Let me start over. Waiting in line may be the most productive place on the planet. Productive, or not, though, does anyone really enjoy it? Like to the point where you just hope that you get stuck in a line? If so, kudos to you and your patience. For everyone else (who is normal) it’s still no fun. Especially when you’re waiting for food. Did I stress that enough? When you’re hungry, or hangry, waiting in line is THE WORST!

So if I feel that way, and you feel that way, how then are there people who think it’s acceptable to stand in line and not even look at the menu until it’s their turn to order?! It’s one thing if you walk into a restaurant, and there is no one waiting to order and so you stroll up to the counter and read every item on the menu like you’re going to be tested on it. Totally fine! You’re not impeding anyone from their destiny of fulfillment.

That, however, is the one acceptable scenario here. If you enter a restaurant, there’s no one in line, you stroll up to the counter, pore over the menu in depth, but refuse to let someone who entered after you order first – well that’s just rude. Unlike you, I frequent this establishment and the cashier knows my order by heart so please make way. Not sure what that says about my choices in life, but when you’re hungry there is no better feeling than giving that high school worker a nod and a smile and have everything you want brought out to you quickly.

Although, worst case is that you have to wait a few tortuous minutes for the noob to make a decision. So it’s kind of acceptable. In the spirit of kindness or something like that. If, however, you enter a restaurant and there’s a long line, then people continue to pile in behind you, do all of humanity a favor and use your time to run through the different meal scenarios in your head. Instead of say, sending another ermahgerd face to someone who will likely screenshot it and blackmail you at your wedding or some other unfortunate time.

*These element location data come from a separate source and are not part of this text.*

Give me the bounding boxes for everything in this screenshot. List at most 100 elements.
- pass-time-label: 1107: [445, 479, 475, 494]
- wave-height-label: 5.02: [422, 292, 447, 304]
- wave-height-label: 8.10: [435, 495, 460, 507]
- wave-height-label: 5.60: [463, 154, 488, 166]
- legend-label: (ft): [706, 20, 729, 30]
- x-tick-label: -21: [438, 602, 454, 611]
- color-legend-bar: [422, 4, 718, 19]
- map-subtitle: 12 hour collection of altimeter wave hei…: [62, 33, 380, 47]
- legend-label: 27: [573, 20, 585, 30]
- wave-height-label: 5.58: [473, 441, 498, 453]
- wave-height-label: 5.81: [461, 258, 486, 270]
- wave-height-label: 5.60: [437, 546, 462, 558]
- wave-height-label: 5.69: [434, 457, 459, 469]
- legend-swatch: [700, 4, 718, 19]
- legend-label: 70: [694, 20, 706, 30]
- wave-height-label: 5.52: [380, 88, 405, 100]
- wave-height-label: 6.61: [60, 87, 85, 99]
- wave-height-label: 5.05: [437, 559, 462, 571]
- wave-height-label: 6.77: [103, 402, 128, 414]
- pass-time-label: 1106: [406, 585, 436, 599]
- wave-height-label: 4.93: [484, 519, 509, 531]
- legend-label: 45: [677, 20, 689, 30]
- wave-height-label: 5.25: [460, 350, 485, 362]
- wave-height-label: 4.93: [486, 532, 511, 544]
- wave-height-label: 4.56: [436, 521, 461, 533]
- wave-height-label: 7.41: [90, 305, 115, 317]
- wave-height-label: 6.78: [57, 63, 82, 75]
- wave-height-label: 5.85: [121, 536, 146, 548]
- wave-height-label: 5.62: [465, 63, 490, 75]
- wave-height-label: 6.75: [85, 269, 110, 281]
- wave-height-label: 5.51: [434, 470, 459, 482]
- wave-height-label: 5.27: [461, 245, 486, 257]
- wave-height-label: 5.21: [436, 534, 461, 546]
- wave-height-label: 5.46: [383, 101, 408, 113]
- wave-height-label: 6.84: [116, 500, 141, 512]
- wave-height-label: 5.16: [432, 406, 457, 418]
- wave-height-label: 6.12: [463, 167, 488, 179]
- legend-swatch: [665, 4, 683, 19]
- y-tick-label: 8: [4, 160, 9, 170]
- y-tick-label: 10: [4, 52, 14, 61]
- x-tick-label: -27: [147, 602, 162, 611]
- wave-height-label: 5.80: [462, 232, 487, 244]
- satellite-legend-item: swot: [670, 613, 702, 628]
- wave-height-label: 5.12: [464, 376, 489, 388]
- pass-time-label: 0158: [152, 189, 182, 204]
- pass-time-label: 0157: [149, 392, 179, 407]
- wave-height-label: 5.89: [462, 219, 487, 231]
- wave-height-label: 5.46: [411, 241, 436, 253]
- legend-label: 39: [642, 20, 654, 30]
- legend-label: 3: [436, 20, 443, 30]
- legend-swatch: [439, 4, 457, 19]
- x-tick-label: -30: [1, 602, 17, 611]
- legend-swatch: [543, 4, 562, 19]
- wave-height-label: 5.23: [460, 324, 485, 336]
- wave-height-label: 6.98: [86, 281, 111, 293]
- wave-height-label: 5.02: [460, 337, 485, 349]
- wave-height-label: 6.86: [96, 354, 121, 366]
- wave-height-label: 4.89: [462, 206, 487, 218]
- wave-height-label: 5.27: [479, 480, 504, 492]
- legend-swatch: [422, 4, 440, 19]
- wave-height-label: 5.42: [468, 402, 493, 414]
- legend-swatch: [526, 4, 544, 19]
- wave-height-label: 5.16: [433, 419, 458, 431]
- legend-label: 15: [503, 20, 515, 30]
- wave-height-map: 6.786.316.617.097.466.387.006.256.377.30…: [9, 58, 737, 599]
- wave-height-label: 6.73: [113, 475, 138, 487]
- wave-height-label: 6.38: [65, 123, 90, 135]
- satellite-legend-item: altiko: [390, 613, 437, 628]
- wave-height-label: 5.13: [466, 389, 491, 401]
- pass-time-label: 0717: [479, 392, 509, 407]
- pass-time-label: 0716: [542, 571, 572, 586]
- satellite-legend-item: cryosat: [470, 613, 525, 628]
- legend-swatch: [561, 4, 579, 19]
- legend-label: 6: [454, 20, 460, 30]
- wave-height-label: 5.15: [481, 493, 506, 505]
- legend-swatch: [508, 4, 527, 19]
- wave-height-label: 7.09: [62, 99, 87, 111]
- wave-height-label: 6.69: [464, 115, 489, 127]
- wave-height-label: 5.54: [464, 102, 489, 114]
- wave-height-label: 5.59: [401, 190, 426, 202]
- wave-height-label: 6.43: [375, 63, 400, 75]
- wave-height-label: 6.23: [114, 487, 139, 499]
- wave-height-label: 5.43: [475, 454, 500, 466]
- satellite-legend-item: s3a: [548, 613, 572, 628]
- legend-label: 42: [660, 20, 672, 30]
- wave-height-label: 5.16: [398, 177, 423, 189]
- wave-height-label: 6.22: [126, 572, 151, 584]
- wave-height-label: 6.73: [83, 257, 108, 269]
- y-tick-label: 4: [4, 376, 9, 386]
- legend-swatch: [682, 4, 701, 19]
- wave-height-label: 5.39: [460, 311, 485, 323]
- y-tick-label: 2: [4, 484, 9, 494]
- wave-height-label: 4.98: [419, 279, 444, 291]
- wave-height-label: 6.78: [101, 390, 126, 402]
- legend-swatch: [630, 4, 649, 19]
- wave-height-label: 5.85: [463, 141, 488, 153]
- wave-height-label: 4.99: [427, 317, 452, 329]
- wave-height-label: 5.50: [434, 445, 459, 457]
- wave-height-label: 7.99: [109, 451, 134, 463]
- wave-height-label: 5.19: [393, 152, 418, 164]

What exactly are you waiting for? Do you think the food will be fresher if you wait to look at the menu? Sorry I have to be the one that explains this, but the menu does not create the food. People do. In a kitchen. Behind the menu. Like Keebler elves. You tell a middleman what you want. They relay that in a secret code to the magical humans in charge of the grill. Then, like magic, it appears. Sometimes instantaneously. But it isn’t magic. It’s literally just people cooking. And, like good cooks, they meal prep. So chances are whatever basic thing you want was made a while ago and is just toasting its buns in a warming oven somewhere.

Thus the concept of fast food. And large font sizes. It’s not just for fun, it’s functional. Someone, somewhere, spent a lot of money (and probably time) researching how to speed up the line. It’s fine though, I’m sure that doesn’t frustrate them at all to see their hard work get rejected for Instagram.

Alright, jumping off my pedestal for now. If you tend to procrastinate making food decisions, then try switching it up for a change and skip the niceties with the cashier. ‘Hi, I want A, B, and C, have a good day.’ Thanks for reading!